Vogelschläger lieben Zuschauer – Andere Vogelarten sind bei Ringside willkommen

Ernsthafte Sportler und prügelnde Schulhofkinder sind mit dem Effekt des Publikums vertraut: Menschen treten vor einer Menschenmenge härter gegeneinander an. Dieses Phänomen ist nicht nur beim Menschen zu beobachten. Andere Säugetiere, Vögel, Fische und sogar Insekten kämpfen heftiger, wenn sie wissen, dass sie von Mitgliedern ihrer eigenen Spezies beobachtet werden.

Überraschenderweise tritt diese Neigung jedoch nicht nur bei Freunden und der Familie auf. Es stellt sich heraus, dass der Publikumseffekt auch dann eingesetzt werden kann, wenn die Zuschauer einer anderen Spezies angehören als die Kämpfer. Nach im April veröffentlichten Ergebnissen in Ökologie und EvolutionJe größer und vielfältiger das Publikum der Vögel ist, desto intensiver büschelige Meisen und Carolina-Chickadees haben die Hitze aggressiver territorialer Erscheinungen erhöht, wenn sie gegen ein Mitglied ihrer eigenen Spezies gekämpft haben. Angesichts der Sicherheit in Zahlen vermuten die Autoren der Studie, dass eine Menge gefiederter Nachbarn, auch solcher verschiedener Arten, den kämpfenden Vögeln die Gewissheit gibt, dass ihre Streitereien nicht dazu führen, dass sie von einem Raubtier gefressen werden.

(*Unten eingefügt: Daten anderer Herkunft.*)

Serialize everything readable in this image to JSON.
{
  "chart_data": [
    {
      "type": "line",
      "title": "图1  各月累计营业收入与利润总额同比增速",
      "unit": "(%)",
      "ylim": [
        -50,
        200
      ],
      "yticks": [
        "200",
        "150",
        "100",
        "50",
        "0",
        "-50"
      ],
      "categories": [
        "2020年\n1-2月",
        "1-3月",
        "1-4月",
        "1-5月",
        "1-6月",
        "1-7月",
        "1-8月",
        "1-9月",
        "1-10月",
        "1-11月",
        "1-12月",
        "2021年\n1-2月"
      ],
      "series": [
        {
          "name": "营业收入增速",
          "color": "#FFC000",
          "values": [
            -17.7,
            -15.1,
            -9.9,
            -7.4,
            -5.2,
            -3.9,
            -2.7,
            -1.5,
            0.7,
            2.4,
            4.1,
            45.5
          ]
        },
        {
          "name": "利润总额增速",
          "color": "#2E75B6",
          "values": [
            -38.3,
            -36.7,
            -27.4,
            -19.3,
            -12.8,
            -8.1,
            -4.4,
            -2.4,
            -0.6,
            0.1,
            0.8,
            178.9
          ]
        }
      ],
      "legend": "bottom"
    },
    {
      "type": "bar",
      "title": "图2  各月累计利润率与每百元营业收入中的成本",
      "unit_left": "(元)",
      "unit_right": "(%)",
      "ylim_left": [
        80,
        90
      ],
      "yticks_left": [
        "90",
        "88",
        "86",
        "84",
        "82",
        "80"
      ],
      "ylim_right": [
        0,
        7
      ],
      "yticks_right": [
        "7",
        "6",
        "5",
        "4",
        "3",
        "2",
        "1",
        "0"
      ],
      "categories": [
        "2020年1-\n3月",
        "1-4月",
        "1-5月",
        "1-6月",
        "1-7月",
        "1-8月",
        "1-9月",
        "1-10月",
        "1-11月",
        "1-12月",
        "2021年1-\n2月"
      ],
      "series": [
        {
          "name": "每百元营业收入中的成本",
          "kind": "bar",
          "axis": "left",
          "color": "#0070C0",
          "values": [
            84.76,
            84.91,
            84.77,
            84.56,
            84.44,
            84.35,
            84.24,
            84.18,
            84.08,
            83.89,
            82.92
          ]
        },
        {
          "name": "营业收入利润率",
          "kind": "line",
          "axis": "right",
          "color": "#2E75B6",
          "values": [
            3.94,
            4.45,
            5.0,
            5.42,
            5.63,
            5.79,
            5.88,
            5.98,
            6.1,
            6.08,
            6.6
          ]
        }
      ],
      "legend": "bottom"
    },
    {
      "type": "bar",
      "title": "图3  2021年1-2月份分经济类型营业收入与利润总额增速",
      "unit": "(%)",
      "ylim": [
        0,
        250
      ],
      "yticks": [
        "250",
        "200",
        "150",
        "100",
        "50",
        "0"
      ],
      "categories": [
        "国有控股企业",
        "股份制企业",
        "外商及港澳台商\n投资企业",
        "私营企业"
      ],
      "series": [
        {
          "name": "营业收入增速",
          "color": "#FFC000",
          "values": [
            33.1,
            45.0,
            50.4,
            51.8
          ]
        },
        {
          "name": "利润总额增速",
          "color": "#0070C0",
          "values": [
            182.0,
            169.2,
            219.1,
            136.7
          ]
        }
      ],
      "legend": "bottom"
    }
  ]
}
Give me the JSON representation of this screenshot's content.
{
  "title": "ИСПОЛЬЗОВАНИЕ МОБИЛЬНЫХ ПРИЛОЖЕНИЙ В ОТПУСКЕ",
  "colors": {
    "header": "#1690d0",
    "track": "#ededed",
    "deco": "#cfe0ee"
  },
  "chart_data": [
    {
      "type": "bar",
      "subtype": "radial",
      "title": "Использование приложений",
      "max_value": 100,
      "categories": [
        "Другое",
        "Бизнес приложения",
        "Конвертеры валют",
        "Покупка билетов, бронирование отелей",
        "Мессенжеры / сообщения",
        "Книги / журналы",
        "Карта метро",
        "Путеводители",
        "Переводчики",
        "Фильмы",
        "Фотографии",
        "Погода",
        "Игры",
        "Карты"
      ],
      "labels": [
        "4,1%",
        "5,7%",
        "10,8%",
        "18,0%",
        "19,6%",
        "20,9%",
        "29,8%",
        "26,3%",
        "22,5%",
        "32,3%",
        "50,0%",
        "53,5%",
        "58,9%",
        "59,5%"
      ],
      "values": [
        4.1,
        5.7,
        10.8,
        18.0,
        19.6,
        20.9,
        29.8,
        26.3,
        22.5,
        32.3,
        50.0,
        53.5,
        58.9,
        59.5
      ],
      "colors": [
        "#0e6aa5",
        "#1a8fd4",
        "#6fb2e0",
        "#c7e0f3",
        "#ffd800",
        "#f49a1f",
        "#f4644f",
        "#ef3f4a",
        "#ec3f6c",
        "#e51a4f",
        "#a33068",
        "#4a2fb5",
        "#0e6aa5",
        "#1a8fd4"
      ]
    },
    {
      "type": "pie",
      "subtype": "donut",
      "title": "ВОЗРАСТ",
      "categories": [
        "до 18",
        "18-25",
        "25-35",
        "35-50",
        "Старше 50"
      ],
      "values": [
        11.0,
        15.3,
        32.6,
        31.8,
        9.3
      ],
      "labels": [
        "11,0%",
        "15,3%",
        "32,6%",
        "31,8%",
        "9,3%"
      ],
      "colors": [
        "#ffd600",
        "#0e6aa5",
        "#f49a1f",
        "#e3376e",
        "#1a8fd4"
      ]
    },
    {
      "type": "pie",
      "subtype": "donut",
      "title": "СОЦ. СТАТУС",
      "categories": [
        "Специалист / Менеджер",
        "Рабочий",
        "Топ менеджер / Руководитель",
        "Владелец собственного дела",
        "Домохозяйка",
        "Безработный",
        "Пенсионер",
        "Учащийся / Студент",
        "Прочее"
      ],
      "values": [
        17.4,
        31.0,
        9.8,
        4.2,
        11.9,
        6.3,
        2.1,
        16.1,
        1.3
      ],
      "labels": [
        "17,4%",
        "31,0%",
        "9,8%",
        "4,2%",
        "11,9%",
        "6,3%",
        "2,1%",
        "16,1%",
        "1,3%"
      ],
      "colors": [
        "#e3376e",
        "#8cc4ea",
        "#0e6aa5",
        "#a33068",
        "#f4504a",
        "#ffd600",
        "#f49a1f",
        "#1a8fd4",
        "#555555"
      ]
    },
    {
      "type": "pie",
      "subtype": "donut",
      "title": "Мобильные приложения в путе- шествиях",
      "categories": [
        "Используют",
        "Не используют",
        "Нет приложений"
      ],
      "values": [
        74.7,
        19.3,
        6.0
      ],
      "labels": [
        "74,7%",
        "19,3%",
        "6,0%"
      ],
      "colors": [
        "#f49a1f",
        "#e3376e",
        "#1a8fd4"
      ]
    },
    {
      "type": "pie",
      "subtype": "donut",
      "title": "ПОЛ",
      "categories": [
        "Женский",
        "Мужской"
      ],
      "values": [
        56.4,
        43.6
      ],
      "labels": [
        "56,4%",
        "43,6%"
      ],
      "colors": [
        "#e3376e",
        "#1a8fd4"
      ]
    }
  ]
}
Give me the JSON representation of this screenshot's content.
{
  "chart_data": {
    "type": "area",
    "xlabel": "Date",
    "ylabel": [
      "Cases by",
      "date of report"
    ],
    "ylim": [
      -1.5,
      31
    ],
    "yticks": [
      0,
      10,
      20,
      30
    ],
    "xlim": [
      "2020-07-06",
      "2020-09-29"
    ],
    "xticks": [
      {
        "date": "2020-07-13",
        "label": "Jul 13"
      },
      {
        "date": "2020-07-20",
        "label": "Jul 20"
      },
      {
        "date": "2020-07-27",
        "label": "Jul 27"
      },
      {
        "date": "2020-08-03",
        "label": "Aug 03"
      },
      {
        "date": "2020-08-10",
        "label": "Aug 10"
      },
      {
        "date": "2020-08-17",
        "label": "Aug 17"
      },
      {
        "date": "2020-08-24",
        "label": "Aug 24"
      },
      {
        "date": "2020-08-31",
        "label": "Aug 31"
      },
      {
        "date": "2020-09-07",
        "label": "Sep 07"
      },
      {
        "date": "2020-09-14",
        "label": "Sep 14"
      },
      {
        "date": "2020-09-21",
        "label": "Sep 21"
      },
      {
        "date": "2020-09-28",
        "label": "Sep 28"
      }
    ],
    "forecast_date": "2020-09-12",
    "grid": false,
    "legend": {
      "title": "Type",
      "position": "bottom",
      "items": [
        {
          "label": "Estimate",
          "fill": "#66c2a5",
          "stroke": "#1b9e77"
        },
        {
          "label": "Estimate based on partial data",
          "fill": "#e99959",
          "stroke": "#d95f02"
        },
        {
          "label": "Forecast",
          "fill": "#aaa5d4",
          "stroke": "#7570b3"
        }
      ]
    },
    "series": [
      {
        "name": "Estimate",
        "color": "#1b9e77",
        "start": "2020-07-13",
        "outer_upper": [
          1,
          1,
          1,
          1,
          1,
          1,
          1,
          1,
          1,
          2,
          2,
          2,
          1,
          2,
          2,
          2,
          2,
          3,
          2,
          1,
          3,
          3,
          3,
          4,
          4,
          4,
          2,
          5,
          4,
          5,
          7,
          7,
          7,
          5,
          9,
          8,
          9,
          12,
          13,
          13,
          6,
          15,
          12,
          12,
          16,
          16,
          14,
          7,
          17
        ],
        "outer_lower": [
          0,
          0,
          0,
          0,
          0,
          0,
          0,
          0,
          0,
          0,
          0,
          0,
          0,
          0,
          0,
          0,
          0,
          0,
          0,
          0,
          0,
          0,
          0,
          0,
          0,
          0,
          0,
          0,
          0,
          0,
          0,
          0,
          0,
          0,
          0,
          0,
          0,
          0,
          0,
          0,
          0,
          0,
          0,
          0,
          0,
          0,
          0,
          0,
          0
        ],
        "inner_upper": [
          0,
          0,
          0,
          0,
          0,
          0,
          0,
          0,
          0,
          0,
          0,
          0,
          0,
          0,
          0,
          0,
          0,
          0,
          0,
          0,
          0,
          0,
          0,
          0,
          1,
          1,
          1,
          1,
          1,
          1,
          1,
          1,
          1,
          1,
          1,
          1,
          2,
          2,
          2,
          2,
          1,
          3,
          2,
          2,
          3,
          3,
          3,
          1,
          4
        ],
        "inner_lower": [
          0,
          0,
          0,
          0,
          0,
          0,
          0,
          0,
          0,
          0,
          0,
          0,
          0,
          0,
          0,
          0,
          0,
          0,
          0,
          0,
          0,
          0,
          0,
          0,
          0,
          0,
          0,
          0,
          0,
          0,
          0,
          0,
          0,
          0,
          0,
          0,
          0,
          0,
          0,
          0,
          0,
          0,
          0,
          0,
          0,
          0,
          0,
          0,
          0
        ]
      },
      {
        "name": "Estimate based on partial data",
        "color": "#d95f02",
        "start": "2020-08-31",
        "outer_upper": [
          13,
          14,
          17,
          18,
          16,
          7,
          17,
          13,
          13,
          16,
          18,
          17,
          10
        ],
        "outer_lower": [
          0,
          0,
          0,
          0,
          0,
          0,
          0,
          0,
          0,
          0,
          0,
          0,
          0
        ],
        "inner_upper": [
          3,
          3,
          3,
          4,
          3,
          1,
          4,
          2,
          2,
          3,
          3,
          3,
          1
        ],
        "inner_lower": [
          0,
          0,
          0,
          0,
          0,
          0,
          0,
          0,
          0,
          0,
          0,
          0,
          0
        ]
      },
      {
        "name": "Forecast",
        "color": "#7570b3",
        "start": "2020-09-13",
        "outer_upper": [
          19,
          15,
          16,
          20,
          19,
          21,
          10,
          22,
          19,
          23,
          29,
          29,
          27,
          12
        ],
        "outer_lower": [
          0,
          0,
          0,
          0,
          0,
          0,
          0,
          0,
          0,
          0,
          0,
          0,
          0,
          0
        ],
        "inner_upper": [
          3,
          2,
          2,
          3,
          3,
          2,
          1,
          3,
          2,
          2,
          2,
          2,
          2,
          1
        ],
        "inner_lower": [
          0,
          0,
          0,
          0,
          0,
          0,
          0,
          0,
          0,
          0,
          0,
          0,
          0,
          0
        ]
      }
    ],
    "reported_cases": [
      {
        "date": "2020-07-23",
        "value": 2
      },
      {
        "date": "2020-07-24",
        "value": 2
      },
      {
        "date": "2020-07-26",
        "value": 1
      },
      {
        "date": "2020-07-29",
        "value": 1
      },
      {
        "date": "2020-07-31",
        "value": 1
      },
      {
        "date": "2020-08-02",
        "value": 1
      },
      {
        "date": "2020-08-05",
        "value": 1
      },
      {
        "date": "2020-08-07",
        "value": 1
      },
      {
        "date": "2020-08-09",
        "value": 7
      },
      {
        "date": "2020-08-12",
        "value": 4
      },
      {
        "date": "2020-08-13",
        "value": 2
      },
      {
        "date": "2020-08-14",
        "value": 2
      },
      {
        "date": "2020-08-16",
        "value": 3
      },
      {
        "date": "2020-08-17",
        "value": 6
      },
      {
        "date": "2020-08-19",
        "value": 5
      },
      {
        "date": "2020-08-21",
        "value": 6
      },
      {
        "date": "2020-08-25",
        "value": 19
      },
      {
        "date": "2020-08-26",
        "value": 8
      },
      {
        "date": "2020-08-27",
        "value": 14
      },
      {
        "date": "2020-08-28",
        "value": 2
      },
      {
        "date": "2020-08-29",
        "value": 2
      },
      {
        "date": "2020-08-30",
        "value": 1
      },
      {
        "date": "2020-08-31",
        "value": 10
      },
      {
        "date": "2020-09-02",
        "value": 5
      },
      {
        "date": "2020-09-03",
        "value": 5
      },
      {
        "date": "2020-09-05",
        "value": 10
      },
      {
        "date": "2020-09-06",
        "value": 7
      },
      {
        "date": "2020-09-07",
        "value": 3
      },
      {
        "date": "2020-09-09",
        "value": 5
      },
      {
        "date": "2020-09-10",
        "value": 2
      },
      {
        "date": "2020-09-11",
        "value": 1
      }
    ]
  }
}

„Wenn sich das Publikum aufbaut und das Risiko von Raubtieren abnimmt, reden die Vögel lauter und klarer über den Müll“, sagt die leitende Studienautorin Katie Sieving, eine Verhaltensökologin für Vögel an der Universität von Florida. “Das ist für uns am sinnvollsten, da das Risiko von Raubtieren für kleine Vögel zu 100 Prozent ein großes Problem darstellt.”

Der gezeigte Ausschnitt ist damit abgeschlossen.